Circulating Endothelial Cells in Kawasaki Disease

Recently, endothelial cells (EC) have been reported to be present in the circulating blood of several diseases with vascular injury, and the circulating EC (CEC) contain both the EC which become detached from the vascular wall and endothelial progenitor cells (EPC) which derive from the bone marrow. Kawasaki disease (KD) is widely known to be one type of systemic vasculitis in children. In the present study, we measured the number of CEC (mean±SE cells/ml) in 20 KD patients, who were treated with intravenous immune globulin (IVIG), using anti-EC mAb (clone P1H12)-coated magnetic beads. In 19 KD patients without coronary artery lesions (CAL), the number of CEC in the acute (pre-IVIG:15.7±1.8, post-IVIG:19.1±1.9) and subacute (14.5±1.6) phases was found to be significantly higher (P<0.05) than that in the convalescent phase (8.3+0.9) and healthy controls (HC:3.8±0.7). In one KD patient with CAL, the number of CEC was persistently high (36~44/ml) from the acute through the convalescent phase.
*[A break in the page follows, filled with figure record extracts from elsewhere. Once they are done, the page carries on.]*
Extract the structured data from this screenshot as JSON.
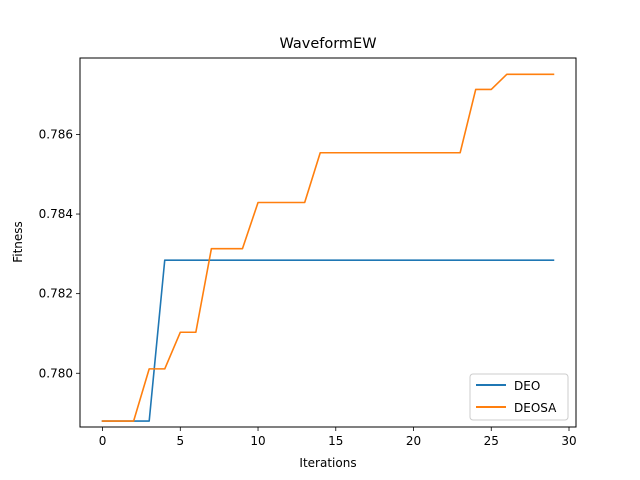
{
  "chart_data": {
    "type": "line",
    "title": "WaveformEW",
    "xlabel": "Iterations",
    "ylabel": "Fitness",
    "xlim": [
      -1.45,
      30.45
    ],
    "ylim": [
      0.77865,
      0.78792
    ],
    "xticks": [
      0,
      5,
      10,
      15,
      20,
      25,
      30
    ],
    "yticks": [
      0.78,
      0.782,
      0.784,
      0.786
    ],
    "ytick_labels": [
      "0.780",
      "0.782",
      "0.784",
      "0.786"
    ],
    "grid": false,
    "legend_position": "lower right",
    "x": [
      0,
      1,
      2,
      3,
      4,
      5,
      6,
      7,
      8,
      9,
      10,
      11,
      12,
      13,
      14,
      15,
      16,
      17,
      18,
      19,
      20,
      21,
      22,
      23,
      24,
      25,
      26,
      27,
      28,
      29
    ],
    "series": [
      {
        "name": "DEO",
        "color": "#1f77b4",
        "values": [
          0.7788,
          0.7788,
          0.7788,
          0.7788,
          0.78284,
          0.78284,
          0.78284,
          0.78284,
          0.78284,
          0.78284,
          0.78284,
          0.78284,
          0.78284,
          0.78284,
          0.78284,
          0.78284,
          0.78284,
          0.78284,
          0.78284,
          0.78284,
          0.78284,
          0.78284,
          0.78284,
          0.78284,
          0.78284,
          0.78284,
          0.78284,
          0.78284,
          0.78284,
          0.78284
        ]
      },
      {
        "name": "DEOSA",
        "color": "#ff7f0e",
        "values": [
          0.7788,
          0.7788,
          0.7788,
          0.78011,
          0.78011,
          0.78103,
          0.78103,
          0.78313,
          0.78313,
          0.78313,
          0.78429,
          0.78429,
          0.78429,
          0.78429,
          0.78554,
          0.78554,
          0.78554,
          0.78554,
          0.78554,
          0.78554,
          0.78554,
          0.78554,
          0.78554,
          0.78554,
          0.78713,
          0.78713,
          0.78751,
          0.78751,
          0.78751,
          0.78751
        ]
      }
    ]
  }
}
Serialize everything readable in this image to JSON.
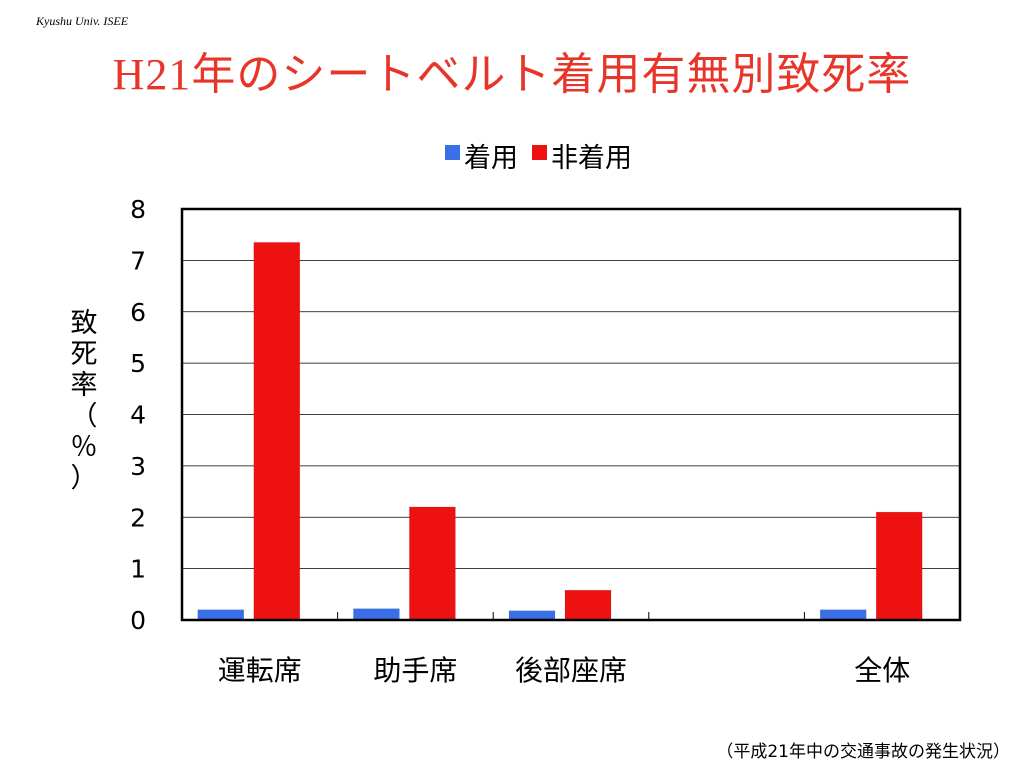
{
  "header": {
    "org": "Kyushu Univ. ISEE"
  },
  "title": {
    "prefix": "H21",
    "rest": "年のシートベルト着用有無別致死率"
  },
  "footnote": "（平成21年中の交通事故の発生状況）",
  "colors": {
    "accent_title": "#e8352a",
    "series_worn": "#3a6fe8",
    "series_unworn": "#ee1111"
  },
  "chart_data": {
    "type": "bar",
    "title": "",
    "categories": [
      "運転席",
      "助手席",
      "後部座席",
      "",
      "全体"
    ],
    "series": [
      {
        "name": "着用",
        "color": "#3a6fe8",
        "values": [
          0.2,
          0.22,
          0.18,
          null,
          0.2
        ]
      },
      {
        "name": "非着用",
        "color": "#ee1111",
        "values": [
          7.35,
          2.2,
          0.58,
          null,
          2.1
        ]
      }
    ],
    "xlabel": "",
    "ylabel": "致死率（％）",
    "ylim": [
      0,
      8
    ],
    "yticks": [
      0,
      1,
      2,
      3,
      4,
      5,
      6,
      7,
      8
    ],
    "grid": true,
    "legend": "top"
  }
}
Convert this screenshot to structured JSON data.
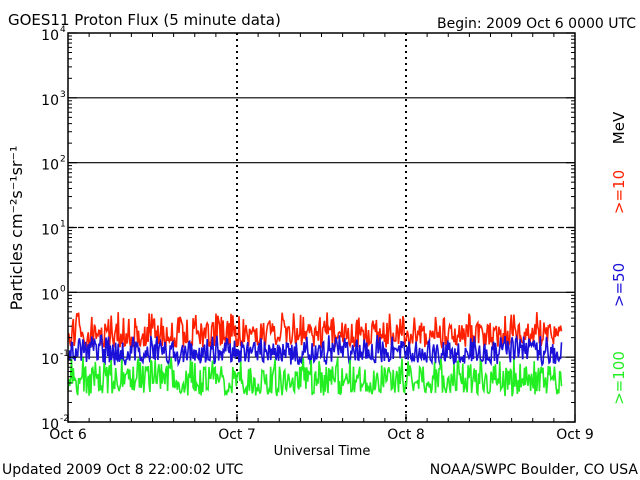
{
  "header": {
    "title": "GOES11 Proton Flux (5 minute data)",
    "begin": "Begin: 2009 Oct 6 0000 UTC"
  },
  "footer": {
    "updated": "Updated 2009 Oct  8 22:00:02 UTC",
    "credit": "NOAA/SWPC Boulder, CO USA"
  },
  "axes": {
    "ylabel": "Particles cm⁻²s⁻¹sr⁻¹",
    "xlabel": "Universal Time",
    "unit_label": "MeV"
  },
  "chart_data": {
    "type": "line",
    "y_scale": "log",
    "ylim": [
      0.01,
      10000
    ],
    "y_ticks": [
      {
        "base": "10",
        "exp": "-2",
        "value": 0.01
      },
      {
        "base": "10",
        "exp": "-1",
        "value": 0.1
      },
      {
        "base": "10",
        "exp": "0",
        "value": 1
      },
      {
        "base": "10",
        "exp": "1",
        "value": 10
      },
      {
        "base": "10",
        "exp": "2",
        "value": 100
      },
      {
        "base": "10",
        "exp": "3",
        "value": 1000
      },
      {
        "base": "10",
        "exp": "4",
        "value": 10000
      }
    ],
    "x_ticks": [
      "Oct 6",
      "Oct 7",
      "Oct 8",
      "Oct 9"
    ],
    "xlim_days": [
      0,
      3
    ],
    "data_end_day": 2.92,
    "grid": {
      "solid": [
        1,
        100,
        1000
      ],
      "dashed": [
        10
      ],
      "threshold": 0.1
    },
    "series": [
      {
        "name": ">=10",
        "color": "#ff2000",
        "low": 0.14,
        "high": 0.5,
        "typical": 0.22
      },
      {
        "name": ">=50",
        "color": "#1a10d8",
        "low": 0.075,
        "high": 0.22,
        "typical": 0.12
      },
      {
        "name": ">=100",
        "color": "#22ee22",
        "low": 0.025,
        "high": 0.1,
        "typical": 0.045
      }
    ]
  }
}
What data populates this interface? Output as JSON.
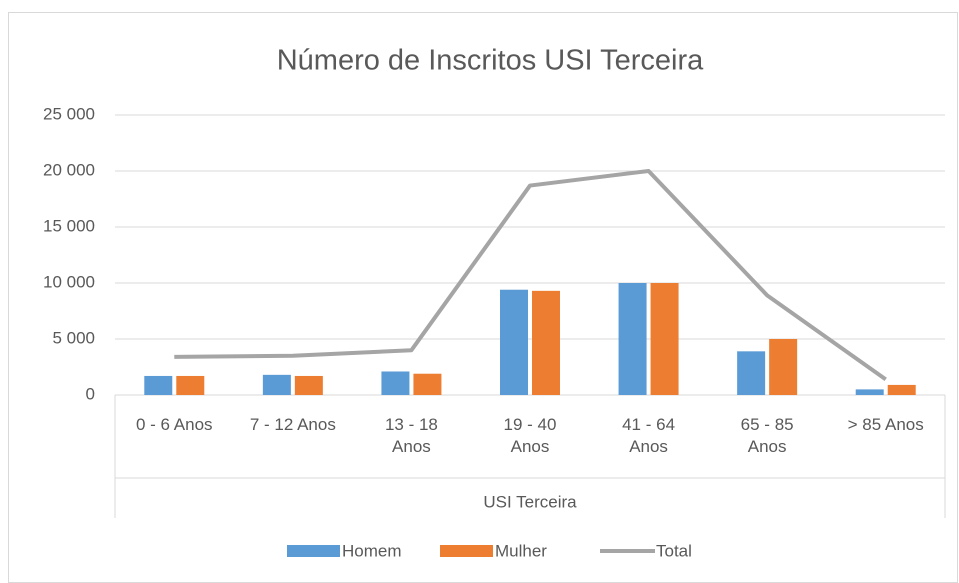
{
  "chart_data": {
    "type": "bar",
    "title": "Número de Inscritos USI Terceira",
    "x_label": "USI Terceira",
    "categories": [
      "0 - 6 Anos",
      "7 - 12 Anos",
      "13 - 18 Anos",
      "19 - 40 Anos",
      "41 - 64 Anos",
      "65 - 85 Anos",
      "> 85 Anos"
    ],
    "series": [
      {
        "name": "Homem",
        "color": "#5b9bd5",
        "kind": "bar",
        "values": [
          1700,
          1800,
          2100,
          9400,
          10000,
          3900,
          500
        ]
      },
      {
        "name": "Mulher",
        "color": "#ed7d31",
        "kind": "bar",
        "values": [
          1700,
          1700,
          1900,
          9300,
          10000,
          5000,
          900
        ]
      },
      {
        "name": "Total",
        "color": "#a5a5a5",
        "kind": "line",
        "values": [
          3400,
          3500,
          4000,
          18700,
          20000,
          8900,
          1400
        ]
      }
    ],
    "ylim": [
      0,
      25000
    ],
    "yticks": [
      0,
      {
        "value": 5000,
        "label": "5 000"
      },
      {
        "value": 10000,
        "label": "10 000"
      },
      {
        "value": 15000,
        "label": "15 000"
      },
      {
        "value": 20000,
        "label": "20 000"
      },
      {
        "value": 25000,
        "label": "25 000"
      }
    ],
    "grid": true,
    "legend": "bottom"
  }
}
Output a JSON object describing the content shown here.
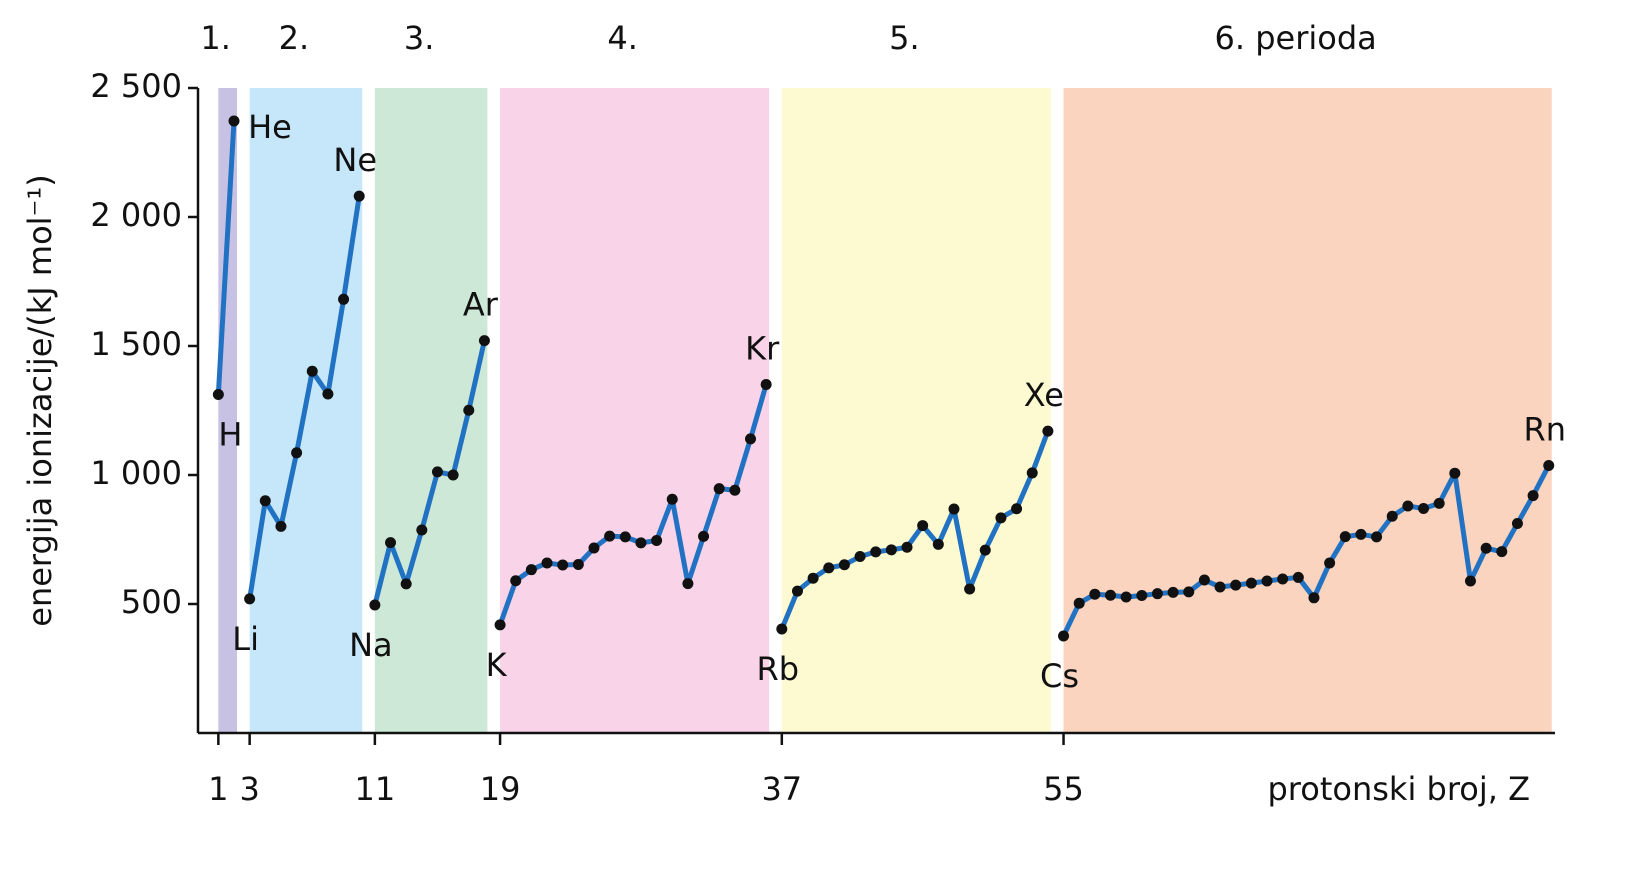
{
  "chart_data": {
    "type": "line",
    "xlabel": "protonski broj, Z",
    "ylabel": "energija ionizacije/(kJ mol⁻¹)",
    "line_color": "#2272c3",
    "marker_color": "#111111",
    "xlim": [
      -0.3,
      86.4
    ],
    "ylim": [
      0,
      2500
    ],
    "xticks": [
      1,
      3,
      11,
      19,
      37,
      55
    ],
    "yticks": [
      500,
      {
        "value": 1000,
        "label": "1 000"
      },
      {
        "value": 1500,
        "label": "1 500"
      },
      {
        "value": 2000,
        "label": "2 000"
      },
      {
        "value": 2500,
        "label": "2 500"
      }
    ],
    "periods": [
      {
        "label": "1.",
        "color": "#c7c1e3",
        "x": [
          1,
          2
        ],
        "values": [
          1312,
          2372
        ]
      },
      {
        "label": "2.",
        "color": "#c6e7f9",
        "x": [
          3,
          4,
          5,
          6,
          7,
          8,
          9,
          10
        ],
        "values": [
          520,
          900,
          801,
          1086,
          1402,
          1314,
          1681,
          2081
        ]
      },
      {
        "label": "3.",
        "color": "#cde8d7",
        "x": [
          11,
          12,
          13,
          14,
          15,
          16,
          17,
          18
        ],
        "values": [
          496,
          738,
          578,
          787,
          1012,
          1000,
          1251,
          1521
        ]
      },
      {
        "label": "4.",
        "color": "#f9d3e7",
        "x": [
          19,
          20,
          21,
          22,
          23,
          24,
          25,
          26,
          27,
          28,
          29,
          30,
          31,
          32,
          33,
          34,
          35,
          36
        ],
        "values": [
          419,
          590,
          633,
          659,
          651,
          653,
          717,
          763,
          760,
          737,
          746,
          906,
          579,
          762,
          947,
          941,
          1140,
          1351
        ]
      },
      {
        "label": "5.",
        "color": "#fdfad1",
        "x": [
          37,
          38,
          39,
          40,
          41,
          42,
          43,
          44,
          45,
          46,
          47,
          48,
          49,
          50,
          51,
          52,
          53,
          54
        ],
        "values": [
          403,
          550,
          600,
          640,
          652,
          684,
          702,
          710,
          720,
          804,
          731,
          868,
          558,
          709,
          834,
          869,
          1008,
          1170
        ]
      },
      {
        "label": "6. perioda",
        "color": "#fad4bf",
        "x": [
          55,
          56,
          57,
          58,
          59,
          60,
          61,
          62,
          63,
          64,
          65,
          66,
          67,
          68,
          69,
          70,
          71,
          72,
          73,
          74,
          75,
          76,
          77,
          78,
          79,
          80,
          81,
          82,
          83,
          84,
          85,
          86
        ],
        "values": [
          376,
          503,
          538,
          534,
          527,
          533,
          540,
          545,
          547,
          593,
          566,
          573,
          581,
          589,
          597,
          603,
          524,
          659,
          761,
          770,
          760,
          840,
          880,
          870,
          890,
          1007,
          589,
          716,
          703,
          812,
          920,
          1037
        ]
      }
    ],
    "element_labels": [
      {
        "text": "H",
        "x": 1
      },
      {
        "text": "He",
        "x": 2
      },
      {
        "text": "Li",
        "x": 3
      },
      {
        "text": "Ne",
        "x": 10
      },
      {
        "text": "Na",
        "x": 11
      },
      {
        "text": "Ar",
        "x": 18
      },
      {
        "text": "K",
        "x": 19
      },
      {
        "text": "Kr",
        "x": 36
      },
      {
        "text": "Rb",
        "x": 37
      },
      {
        "text": "Xe",
        "x": 54
      },
      {
        "text": "Cs",
        "x": 55
      },
      {
        "text": "Rn",
        "x": 86
      }
    ]
  }
}
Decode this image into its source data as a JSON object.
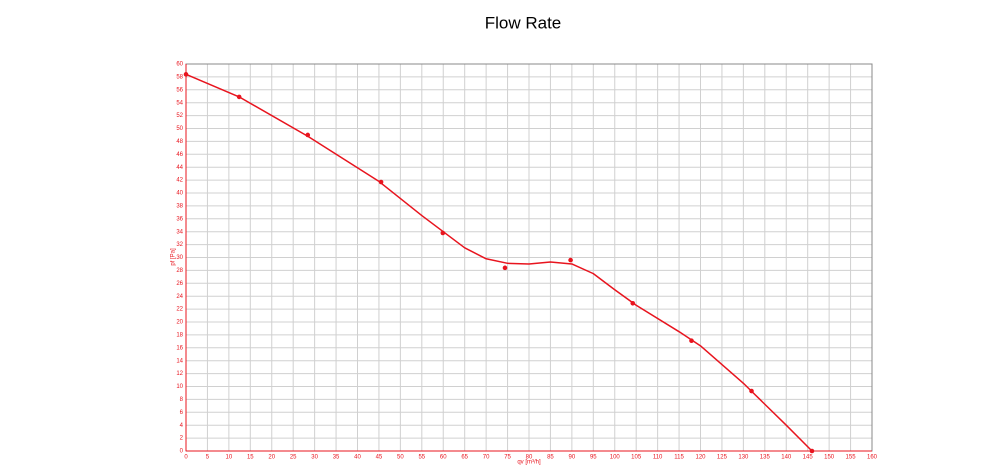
{
  "chart_data": {
    "type": "scatter-line",
    "title": "Flow Rate",
    "x_label": "qv [m³/h]",
    "y_label": "pf [Pa]",
    "xlim": [
      0,
      160
    ],
    "xticks": [
      0,
      5,
      10,
      15,
      20,
      25,
      30,
      35,
      40,
      45,
      50,
      55,
      60,
      65,
      70,
      75,
      80,
      85,
      90,
      95,
      100,
      105,
      110,
      115,
      120,
      125,
      130,
      135,
      140,
      145,
      150,
      155,
      160
    ],
    "ylim": [
      0,
      60
    ],
    "yticks": [
      0,
      2,
      4,
      6,
      8,
      10,
      12,
      14,
      16,
      18,
      20,
      22,
      24,
      26,
      28,
      30,
      32,
      34,
      36,
      38,
      40,
      42,
      44,
      46,
      48,
      50,
      52,
      54,
      56,
      58,
      60
    ],
    "grid": true,
    "series": [
      {
        "kind": "points",
        "color": "#e8141e",
        "x": [
          0,
          12.4,
          28.4,
          45.5,
          59.9,
          74.4,
          89.7,
          104.2,
          117.9,
          131.9,
          146
        ],
        "values": [
          58.4,
          54.9,
          49.0,
          41.7,
          33.8,
          28.4,
          29.6,
          22.9,
          17.1,
          9.3,
          0
        ]
      },
      {
        "kind": "line",
        "color": "#e8141e",
        "x": [
          0,
          12.4,
          28.4,
          45,
          55,
          60,
          65,
          70,
          75,
          80,
          85,
          90,
          95,
          100,
          105,
          115,
          120,
          130,
          140,
          146
        ],
        "values": [
          58.4,
          54.9,
          48.8,
          41.8,
          36.5,
          34,
          31.5,
          29.8,
          29.1,
          29.0,
          29.3,
          29.0,
          27.5,
          25,
          22.6,
          18.5,
          16.3,
          10.5,
          4,
          0
        ]
      }
    ]
  }
}
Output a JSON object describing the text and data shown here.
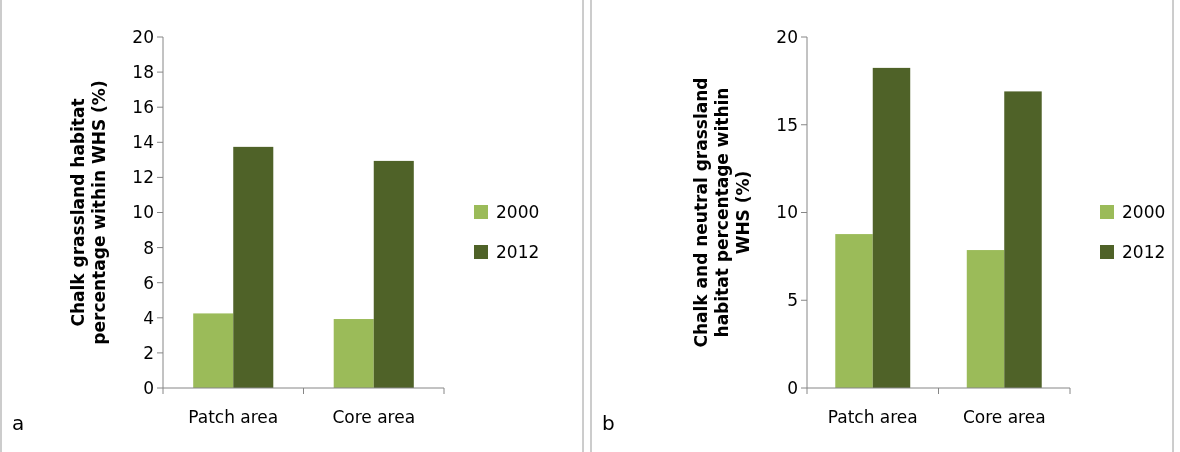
{
  "chart_data": [
    {
      "type": "bar",
      "categories": [
        "Patch area",
        "Core area"
      ],
      "ylabel": "Chalk grassland habitat percentage within WHS (%)",
      "ylim": [
        0,
        20
      ],
      "yticks": [
        0,
        2,
        4,
        6,
        8,
        10,
        12,
        14,
        16,
        18,
        20
      ],
      "legend": "right",
      "grid": false,
      "annotations": [
        "a"
      ],
      "series": [
        {
          "name": "2000",
          "color": "#9bbb59",
          "values": [
            4.25,
            3.93
          ]
        },
        {
          "name": "2012",
          "color": "#4f6228",
          "values": [
            13.74,
            12.94
          ]
        }
      ]
    },
    {
      "type": "bar",
      "categories": [
        "Patch area",
        "Core area"
      ],
      "ylabel": "Chalk and neutral grassland habitat percentage within WHS (%)",
      "ylim": [
        0,
        20
      ],
      "yticks": [
        0,
        5,
        10,
        15,
        20
      ],
      "legend": "right",
      "grid": false,
      "annotations": [
        "b"
      ],
      "series": [
        {
          "name": "2000",
          "color": "#9bbb59",
          "values": [
            8.77,
            7.86
          ]
        },
        {
          "name": "2012",
          "color": "#4f6228",
          "values": [
            18.24,
            16.9
          ]
        }
      ]
    }
  ]
}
The identity of the isolated CEC was confirmed by immunostaining methods using different anti-EC mAbs (VE-cadherin and E-selectin). Furthermore, when the CEC were stained with anti-EPC mAb (clone AC133), EPC were detected in 11 of 20 KD patients. The ratio (%) of EPC/CEC was significantly higher (P<0.05) in the post-IVIG (4.3±1.3) and subacute (5.1±1.7) phases than in both the acute (1.1±0.7) and convalescent (1.3±0.9) phases, and also the HC (0.0±0.0). These findings indicate that the increased number of CEC may be a marker which reflects the process of EC injury in KD vasculitis. Although the major origin of CEC is thought to be the shedding of EC due to vascular injury in KD, the CEC also have a small proportion of EPC which may contribute to the vasculogenesis of KD.